Em nota, o escritório esclareceu que, em decorrência da cessão, ele e outra firma de advocacia receberam 27% do valor do honorário. Assim, R$ 4 milhões foram destinados ao escritório de Ibaneis e R$ 6 milhões à outra firma. ‘Trata-se, pois, de negócio jurídico regular, lícito e reiteradamente praticado no mercado por escritórios de advocacia’, afirmou a nota.
O contrato foi celebrado em 29 de maio de 2024, mais de um ano antes da operação Compliance Zero e da liquidação do Master e da Reag. Durante os meses seguintes, o Banco de Brasília (BRB) injetou R$ 16,7 bilhões no Master e tentou adquirir o banco, mas a transação foi barrada pelo Banco Central.
A defesa de Ibaneis declarou que o governador está afastado do escritório desde 2018 e negou sua participação nas negociações. A Reag e o BRB não se manifestaram sobre o caso.
O contrato de 2024 envolveu o escritório Ibaneis Advocacia e Consultoria e outra firma de advocacia, que cederam ao fundo Reag Legal Claims, atualmente chamado Pedra Azul FIDC, R$ 38,12 milhões em honorários advocatícios ainda não recebidos de uma ação do Sindicato dos Servidores do Legislativo Federal (Sindilegis).
A cessão funcionou como uma antecipação de pagamento, onde os escritórios venderam a dívida para o fundo por um valor inferior aos R$ 38,12 milhões, recebendo o dinheiro ‘no ato’. O documento acessado não revela o valor efetivamente pago pela Reag, ou seja, o deságio da transação.
Uma representação enviada ao Supremo Tribunal Federal (STF) pela oposição a Ibaneis pediu a investigação de indícios de ‘relação econômica privada’ entre o governador e a Reag, mencionando o executivo Marcos Ferreira Costa, ligado à Reag. Costa aparece como diretor do fundo Pedra Azul FIDC e como representante da Reag na assembleia de acionistas do BRB que aprovou o aumento de capital do banco em março de 2025.
A Reag Investimentos, fundada em 2013, se tornou uma das maiores gestoras independentes do Brasil, administrando R$ 299 bilhões. Em janeiro de 2026, o Banco Central determinou a liquidação extrajudicial da CBSF Distribuidora de Títulos e Valores Mobiliários, novo nome da Reag Trust DTVM, após a segunda fase da Operação Compliance Zero, que investiga irregularidades no sistema financeiro.

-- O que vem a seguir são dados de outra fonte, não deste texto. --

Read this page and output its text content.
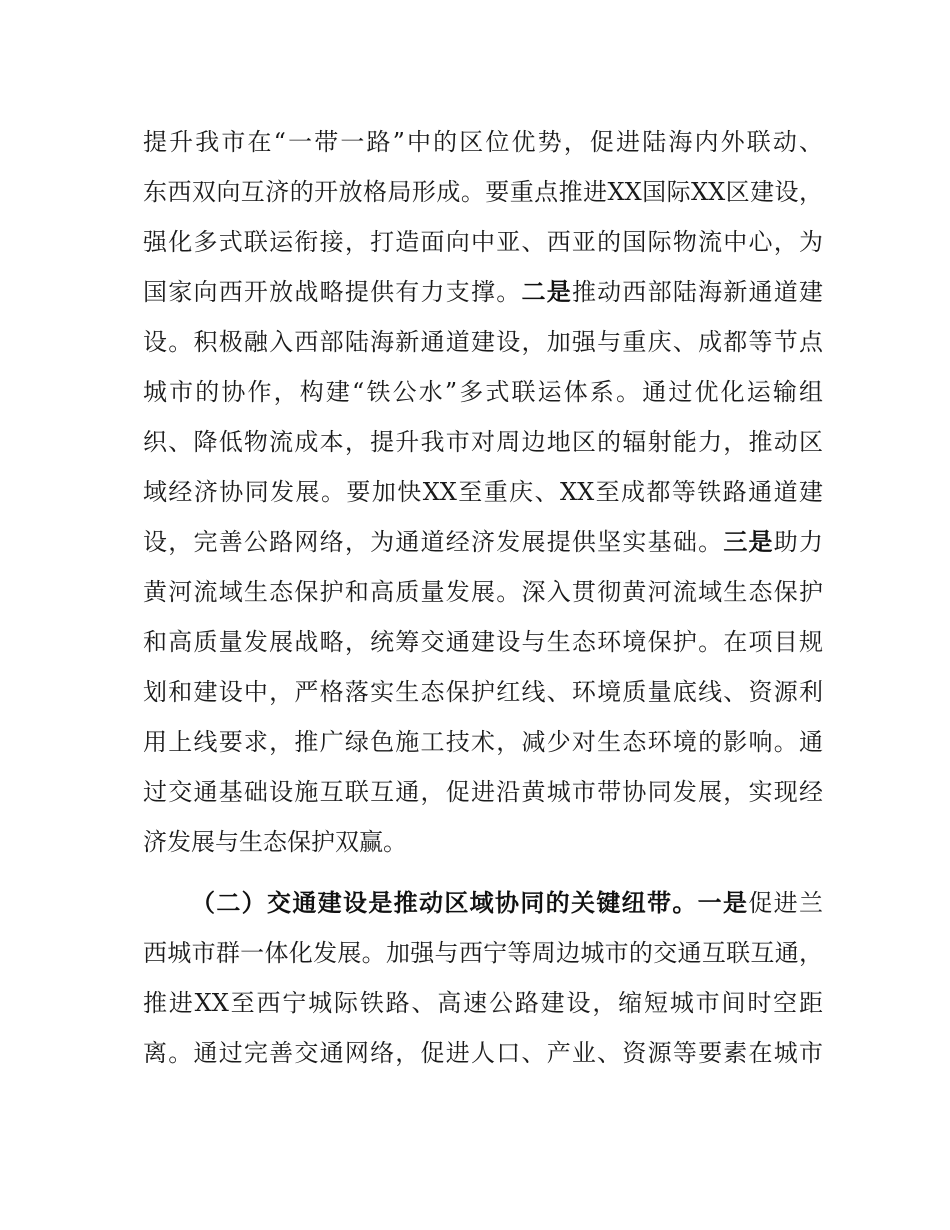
提升我市在“一带一路”中的区位优势，促进陆海内外联动、
东西双向互济的开放格局形成。要重点推进XX国际XX区建设，
强化多式联运衔接，打造面向中亚、西亚的国际物流中心，为
国家向西开放战略提供有力支撑。二是推动西部陆海新通道建
设。积极融入西部陆海新通道建设，加强与重庆、成都等节点
城市的协作，构建“铁公水”多式联运体系。通过优化运输组
织、降低物流成本，提升我市对周边地区的辐射能力，推动区
域经济协同发展。要加快XX至重庆、XX至成都等铁路通道建
设，完善公路网络，为通道经济发展提供坚实基础。三是助力
黄河流域生态保护和高质量发展。深入贯彻黄河流域生态保护
和高质量发展战略，统筹交通建设与生态环境保护。在项目规
划和建设中，严格落实生态保护红线、环境质量底线、资源利
用上线要求，推广绿色施工技术，减少对生态环境的影响。通
过交通基础设施互联互通，促进沿黄城市带协同发展，实现经
济发展与生态保护双赢。
（二）交通建设是推动区域协同的关键纽带。一是促进兰
西城市群一体化发展。加强与西宁等周边城市的交通互联互通，
推进XX至西宁城际铁路、高速公路建设，缩短城市间时空距
离。通过完善交通网络，促进人口、产业、资源等要素在城市
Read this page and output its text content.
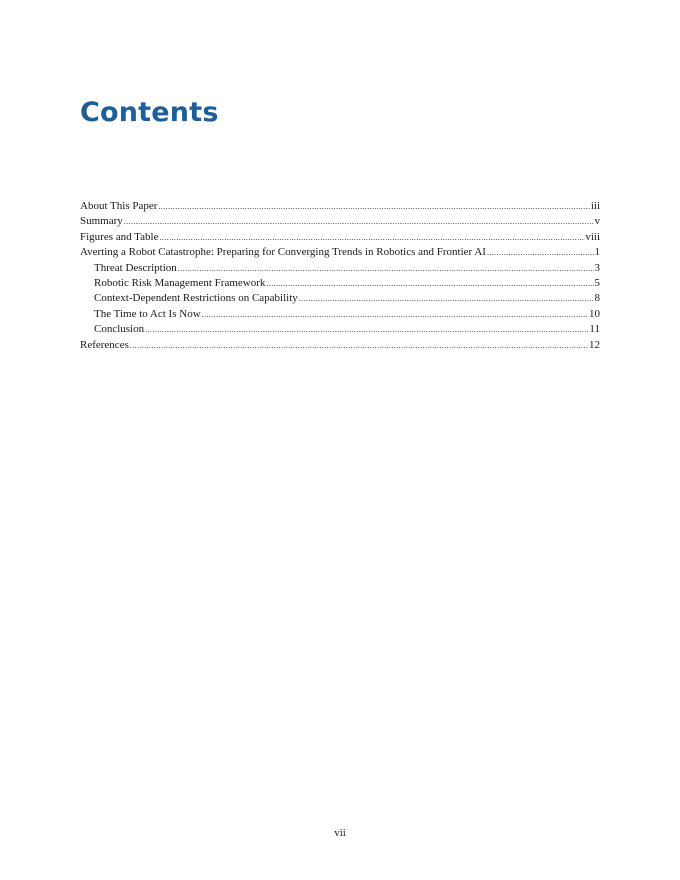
Contents
About This Paper .....	iii
Summary .....	v
Figures and Table .....	viii
Averting a Robot Catastrophe: Preparing for Converging Trends in Robotics and Frontier AI .....	1
Threat Description .....	3
Robotic Risk Management Framework .....	5
Context-Dependent Restrictions on Capability .....	8
The Time to Act Is Now .....	10
Conclusion .....	11
References .....	12
vii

O BRB e o governo do Distrito Federal tentaram adquirir a maior parte do Banco Master, injetando R$ 16,7 bilhões, sendo que pelo menos R$ 12,2 bilhões desse valor estão sob suspeita de irregularidades. O Banco Central barrou a compra do Master e definiu a liquidação extrajudicial do banco, congelando ativos que seriam transferidos ao BRB.
A defesa de Ibaneis reiterou que ele não possui informações sobre negociações realizadas após seu afastamento e que nunca participou de negociações com Marcos Ferreira Costa ou outros representantes da Reag.